The 2 contributing factors were government incentives for buyers and Covid restrictions creating a solid 10% growth spurt for properties. With low supply of properties available, the market experienced fierce competition across the board, with some properties achieving well beyond their price range. This level of competition and growth encouraged Vendors to pay particular attention to detail to how their property was presented and marketed, which paid dividends when yielding exponential results.

What can be expected for 2021? Well there are some key dates to keep an eye out for:

  • 28th March 2021 – Tenancy notices to vacate moratorium ends. JobKeeper scheme extension 2 ends.

  • 31st March 2021 – Extension to HomeBuilder grant of $15,000 ends.

  • 30th June 2021 – First Home Owners Grant ends.
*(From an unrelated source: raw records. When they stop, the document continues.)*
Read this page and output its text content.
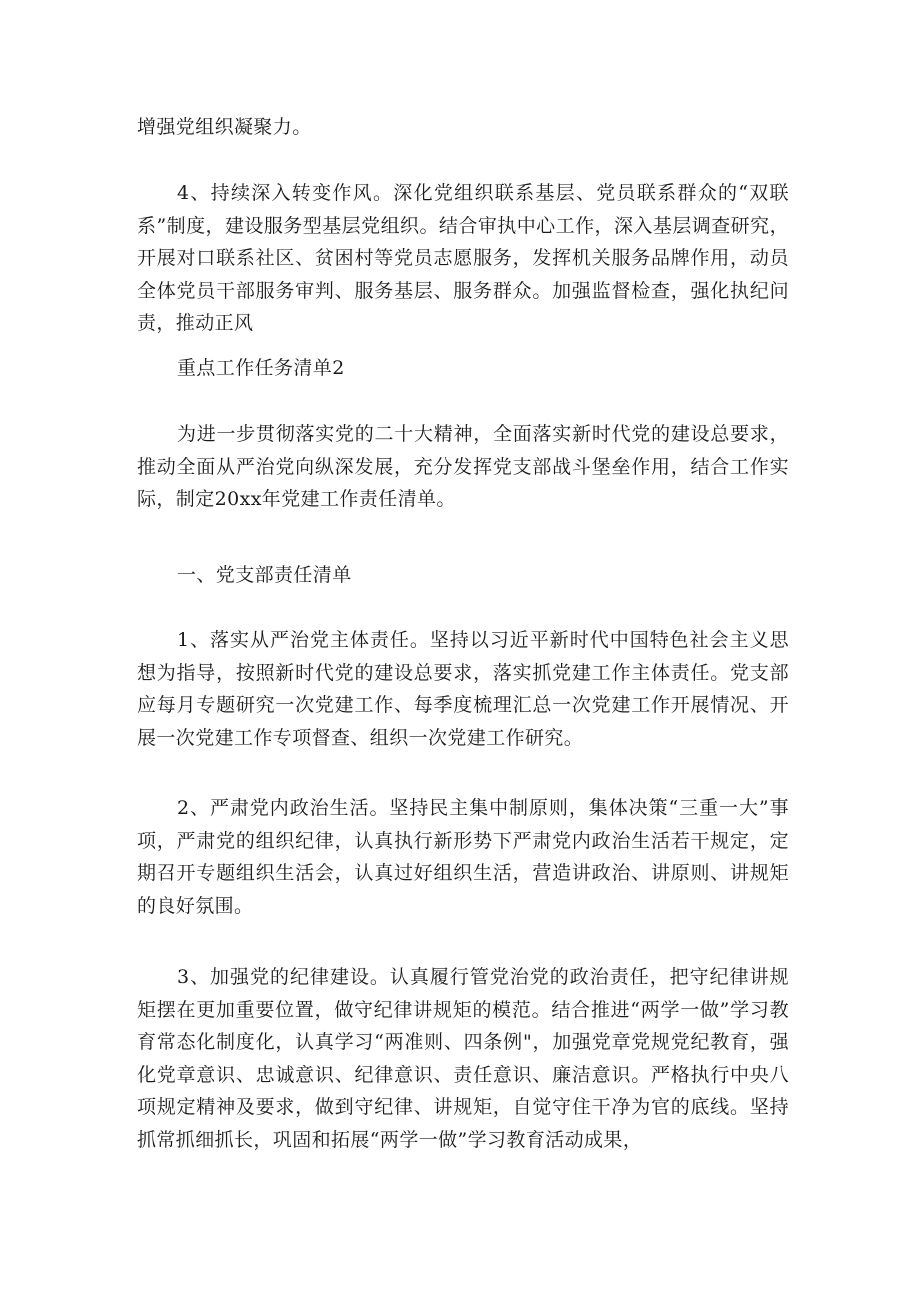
增强党组织凝聚力。

4、持续深入转变作风。深化党组织联系基层、党员联系群众的“双联系”制度，建设服务型基层党组织。结合审执中心工作，深入基层调查研究，开展对口联系社区、贫困村等党员志愿服务，发挥机关服务品牌作用，动员全体党员干部服务审判、服务基层、服务群众。加强监督检查，强化执纪问责，推动正风

重点工作任务清单2

为进一步贯彻落实党的二十大精神，全面落实新时代党的建设总要求，推动全面从严治党向纵深发展，充分发挥党支部战斗堡垒作用，结合工作实际，制定20xx年党建工作责任清单。

一、党支部责任清单

1、落实从严治党主体责任。坚持以习近平新时代中国特色社会主义思想为指导，按照新时代党的建设总要求，落实抓党建工作主体责任。党支部应每月专题研究一次党建工作、每季度梳理汇总一次党建工作开展情况、开展一次党建工作专项督查、组织一次党建工作研究。

2、严肃党内政治生活。坚持民主集中制原则，集体决策“三重一大”事项，严肃党的组织纪律，认真执行新形势下严肃党内政治生活若干规定，定期召开专题组织生活会，认真过好组织生活，营造讲政治、讲原则、讲规矩的良好氛围。

3、加强党的纪律建设。认真履行管党治党的政治责任，把守纪律讲规矩摆在更加重要位置，做守纪律讲规矩的模范。结合推进“两学一做”学习教育常态化制度化，认真学习“两准则、四条例"，加强党章党规党纪教育，强化党章意识、忠诚意识、纪律意识、责任意识、廉洁意识。严格执行中央八项规定精神及要求，做到守纪律、讲规矩，自觉守住干净为官的底线。坚持抓常抓细抓长，巩固和拓展“两学一做”学习教育活动成果，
Regional grant of $20,000 for new homes in regional and $10,000 for new homes in metro. Stamp duty exemption up to $600,000 and concession up to $750,000.

  • 1st July 2021 - Stamp duty waiver ends. Dutiable value up to $1mil, reductions of 50% for new residential, and 25% for existing residential and vacant land purchases.

These dates mark the end of the first and second quarter or 2021 which will have some level of bearing on the economy and how it responds to this change. With less incentives for first home buyers and investors, it may result in stagnant growth in this sector depending on market volume and demand. Secondly, without government support to boost business growth and the regional property market, there will be a heavy reliance upon local economies and tourism to continue to sail these areas through the remainder of the year. If Covid restrictions don’t return and freedom to travel remains there will be an equilibrium that will drive healthy growth for small businesses and townships across the Shire. Now is the time to learn from the past and move forward. Whether we draw on sage advice from the last century or take stock of what is important for personal growth and stability in our businesses and community, a new year should bring a positive outlook and lasting resolutions that have a profound affect. May 2021 be a good year for you, your family, and your business.